Formed in 2021 ahead of the COP26 climate summit in Glasgow, the NZBA is proposing to move from a “membership-based alliance” to a “framework initiative”. Under its current rules, members are required to commit to achieving net-zero emissions by 2050, set interim 2030 targets for carbon-intensive sectors, and publish annual progress reports. A vote on the changes is due by the end of September.
The shift follows a series of withdrawals by major banks under political and regulatory pressure. UBS became the latest to leave earlier this month, following Barclays and HSBC in the UK, and after earlier departures by leading lenders in the United States, Canada, Australia and Japan. Critics in the US, particularly some Republican politicians, had argued that membership risked breaching antitrust laws.
In a statement, the NZBA steering group said the revised model would help banks remain resilient and accelerate “the real economy transition” consistent with the 2015 Paris Agreement. It said the changes would enable ongoing engagement with the global banking industry and provide guidance and tools to support banks and their clients in decarbonisation.

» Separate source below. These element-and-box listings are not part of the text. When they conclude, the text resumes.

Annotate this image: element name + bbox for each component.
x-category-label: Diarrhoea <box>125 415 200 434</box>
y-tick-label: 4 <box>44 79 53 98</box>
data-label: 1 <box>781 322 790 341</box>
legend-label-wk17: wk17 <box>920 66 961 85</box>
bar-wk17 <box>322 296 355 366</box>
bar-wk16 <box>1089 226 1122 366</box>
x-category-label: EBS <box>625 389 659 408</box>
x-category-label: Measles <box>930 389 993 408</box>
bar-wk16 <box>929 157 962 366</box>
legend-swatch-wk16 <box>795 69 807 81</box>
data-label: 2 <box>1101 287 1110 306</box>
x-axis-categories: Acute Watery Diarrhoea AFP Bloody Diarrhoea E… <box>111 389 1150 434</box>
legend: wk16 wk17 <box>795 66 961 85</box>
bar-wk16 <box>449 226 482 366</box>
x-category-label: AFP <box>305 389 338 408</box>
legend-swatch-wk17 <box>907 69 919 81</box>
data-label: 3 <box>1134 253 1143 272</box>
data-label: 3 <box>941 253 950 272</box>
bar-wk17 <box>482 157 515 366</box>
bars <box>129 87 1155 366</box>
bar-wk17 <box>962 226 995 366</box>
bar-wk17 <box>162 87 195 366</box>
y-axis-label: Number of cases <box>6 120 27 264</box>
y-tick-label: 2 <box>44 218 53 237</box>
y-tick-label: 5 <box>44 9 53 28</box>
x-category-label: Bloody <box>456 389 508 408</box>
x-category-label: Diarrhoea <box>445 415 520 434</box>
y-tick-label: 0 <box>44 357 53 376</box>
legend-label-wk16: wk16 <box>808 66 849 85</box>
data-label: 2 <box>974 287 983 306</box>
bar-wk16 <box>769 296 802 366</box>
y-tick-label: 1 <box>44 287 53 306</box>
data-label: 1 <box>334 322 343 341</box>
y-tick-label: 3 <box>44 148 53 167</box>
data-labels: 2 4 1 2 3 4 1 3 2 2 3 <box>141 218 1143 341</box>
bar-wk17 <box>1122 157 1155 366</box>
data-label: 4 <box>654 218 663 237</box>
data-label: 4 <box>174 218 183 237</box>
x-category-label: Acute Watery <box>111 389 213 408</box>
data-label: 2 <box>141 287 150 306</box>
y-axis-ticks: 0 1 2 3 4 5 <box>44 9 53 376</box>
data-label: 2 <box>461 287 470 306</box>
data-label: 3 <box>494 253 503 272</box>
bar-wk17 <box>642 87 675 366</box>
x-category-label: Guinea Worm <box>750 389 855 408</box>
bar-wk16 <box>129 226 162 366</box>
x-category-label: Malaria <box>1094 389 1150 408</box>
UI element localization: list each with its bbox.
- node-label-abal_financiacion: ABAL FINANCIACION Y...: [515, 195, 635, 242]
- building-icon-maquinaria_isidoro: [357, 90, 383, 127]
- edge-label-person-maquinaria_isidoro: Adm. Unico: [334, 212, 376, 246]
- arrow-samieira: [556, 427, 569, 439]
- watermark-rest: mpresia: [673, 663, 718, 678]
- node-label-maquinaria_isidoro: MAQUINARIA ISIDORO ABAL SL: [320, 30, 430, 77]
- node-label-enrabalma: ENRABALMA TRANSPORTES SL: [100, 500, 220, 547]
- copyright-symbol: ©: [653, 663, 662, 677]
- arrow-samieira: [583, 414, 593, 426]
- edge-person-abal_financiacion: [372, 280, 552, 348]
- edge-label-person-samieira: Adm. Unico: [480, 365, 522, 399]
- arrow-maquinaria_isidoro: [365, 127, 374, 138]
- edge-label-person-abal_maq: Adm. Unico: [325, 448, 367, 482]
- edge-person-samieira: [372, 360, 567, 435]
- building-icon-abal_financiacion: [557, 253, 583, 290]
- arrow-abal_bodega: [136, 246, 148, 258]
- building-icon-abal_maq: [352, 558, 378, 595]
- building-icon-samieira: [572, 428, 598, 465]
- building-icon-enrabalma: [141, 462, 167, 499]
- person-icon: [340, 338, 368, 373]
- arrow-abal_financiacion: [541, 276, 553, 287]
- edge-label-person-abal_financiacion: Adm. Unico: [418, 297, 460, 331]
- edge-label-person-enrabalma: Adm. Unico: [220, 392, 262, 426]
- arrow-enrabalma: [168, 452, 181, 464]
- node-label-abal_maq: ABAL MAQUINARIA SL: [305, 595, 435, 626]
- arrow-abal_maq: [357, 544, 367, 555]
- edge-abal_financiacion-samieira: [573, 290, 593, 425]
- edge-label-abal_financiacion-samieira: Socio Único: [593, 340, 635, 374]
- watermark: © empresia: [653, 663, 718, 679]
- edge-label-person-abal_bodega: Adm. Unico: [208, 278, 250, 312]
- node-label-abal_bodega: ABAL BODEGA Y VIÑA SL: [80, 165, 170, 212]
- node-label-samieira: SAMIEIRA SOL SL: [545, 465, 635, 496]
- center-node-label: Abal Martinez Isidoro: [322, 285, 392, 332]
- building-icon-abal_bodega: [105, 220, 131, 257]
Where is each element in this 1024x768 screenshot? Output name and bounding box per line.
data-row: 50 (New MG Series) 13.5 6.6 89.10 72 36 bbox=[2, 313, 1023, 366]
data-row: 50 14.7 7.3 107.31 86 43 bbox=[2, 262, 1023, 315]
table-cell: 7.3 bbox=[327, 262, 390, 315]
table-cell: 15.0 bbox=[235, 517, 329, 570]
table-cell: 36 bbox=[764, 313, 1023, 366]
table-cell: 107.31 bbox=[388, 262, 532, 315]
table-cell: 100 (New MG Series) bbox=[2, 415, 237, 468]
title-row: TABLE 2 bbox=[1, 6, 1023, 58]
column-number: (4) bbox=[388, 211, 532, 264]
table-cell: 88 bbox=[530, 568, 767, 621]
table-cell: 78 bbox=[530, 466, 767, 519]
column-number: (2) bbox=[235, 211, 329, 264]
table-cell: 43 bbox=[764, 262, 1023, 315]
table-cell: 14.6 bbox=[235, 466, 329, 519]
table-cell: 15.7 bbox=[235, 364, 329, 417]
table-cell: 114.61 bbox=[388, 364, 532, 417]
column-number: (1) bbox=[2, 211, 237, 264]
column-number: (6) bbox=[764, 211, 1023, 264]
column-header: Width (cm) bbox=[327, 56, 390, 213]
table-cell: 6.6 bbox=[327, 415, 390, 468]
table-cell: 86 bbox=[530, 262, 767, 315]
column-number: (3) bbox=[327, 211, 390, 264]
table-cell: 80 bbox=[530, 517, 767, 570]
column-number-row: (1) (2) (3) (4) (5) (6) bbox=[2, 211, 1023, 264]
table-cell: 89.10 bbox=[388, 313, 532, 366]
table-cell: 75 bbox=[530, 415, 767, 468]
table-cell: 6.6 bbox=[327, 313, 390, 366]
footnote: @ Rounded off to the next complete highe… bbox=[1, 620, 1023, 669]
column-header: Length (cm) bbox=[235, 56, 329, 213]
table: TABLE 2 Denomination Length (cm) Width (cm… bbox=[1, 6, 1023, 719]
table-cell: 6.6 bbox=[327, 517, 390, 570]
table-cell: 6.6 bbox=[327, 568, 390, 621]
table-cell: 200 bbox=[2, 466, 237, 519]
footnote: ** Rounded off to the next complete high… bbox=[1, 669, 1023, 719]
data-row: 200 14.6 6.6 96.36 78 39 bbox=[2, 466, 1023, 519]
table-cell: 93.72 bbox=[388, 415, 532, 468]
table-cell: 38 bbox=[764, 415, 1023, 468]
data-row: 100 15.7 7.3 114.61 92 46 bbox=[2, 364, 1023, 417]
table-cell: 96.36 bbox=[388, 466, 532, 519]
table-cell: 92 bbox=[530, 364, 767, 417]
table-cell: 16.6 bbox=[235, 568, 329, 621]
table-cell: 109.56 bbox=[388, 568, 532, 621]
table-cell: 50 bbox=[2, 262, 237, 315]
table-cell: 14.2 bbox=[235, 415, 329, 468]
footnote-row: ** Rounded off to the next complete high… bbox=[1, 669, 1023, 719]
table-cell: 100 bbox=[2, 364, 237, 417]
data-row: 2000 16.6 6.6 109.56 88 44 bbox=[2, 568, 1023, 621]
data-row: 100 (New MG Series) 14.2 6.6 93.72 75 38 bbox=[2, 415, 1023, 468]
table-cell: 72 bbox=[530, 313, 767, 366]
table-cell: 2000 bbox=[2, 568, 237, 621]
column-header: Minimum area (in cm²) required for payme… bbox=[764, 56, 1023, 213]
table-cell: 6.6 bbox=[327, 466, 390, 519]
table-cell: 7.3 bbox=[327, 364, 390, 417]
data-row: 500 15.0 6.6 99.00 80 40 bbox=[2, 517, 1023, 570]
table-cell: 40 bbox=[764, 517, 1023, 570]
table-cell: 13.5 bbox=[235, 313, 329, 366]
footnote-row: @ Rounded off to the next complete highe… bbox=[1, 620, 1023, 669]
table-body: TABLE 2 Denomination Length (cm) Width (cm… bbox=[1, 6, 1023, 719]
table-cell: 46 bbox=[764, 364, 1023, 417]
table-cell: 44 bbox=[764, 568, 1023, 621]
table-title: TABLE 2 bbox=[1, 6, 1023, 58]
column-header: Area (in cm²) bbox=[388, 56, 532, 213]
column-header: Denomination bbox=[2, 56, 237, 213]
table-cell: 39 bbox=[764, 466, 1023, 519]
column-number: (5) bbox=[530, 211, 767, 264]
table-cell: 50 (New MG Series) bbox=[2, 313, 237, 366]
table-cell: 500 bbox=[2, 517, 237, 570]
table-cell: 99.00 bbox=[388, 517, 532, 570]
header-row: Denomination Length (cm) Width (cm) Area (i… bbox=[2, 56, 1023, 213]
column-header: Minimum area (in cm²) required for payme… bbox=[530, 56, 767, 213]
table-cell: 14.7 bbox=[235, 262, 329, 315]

However, campaigners said the overhaul underscored the fragility of voluntary corporate action. Lucie Pinson, director of non-profit Reclaim Finance, argued the changes were an attempt to mask declining relevance: “For those working to protect the environment and the climate, this underlines once again the limits of voluntary corporate commitments and the urgent need for binding measures, including strong regulatory action, to trigger real change.”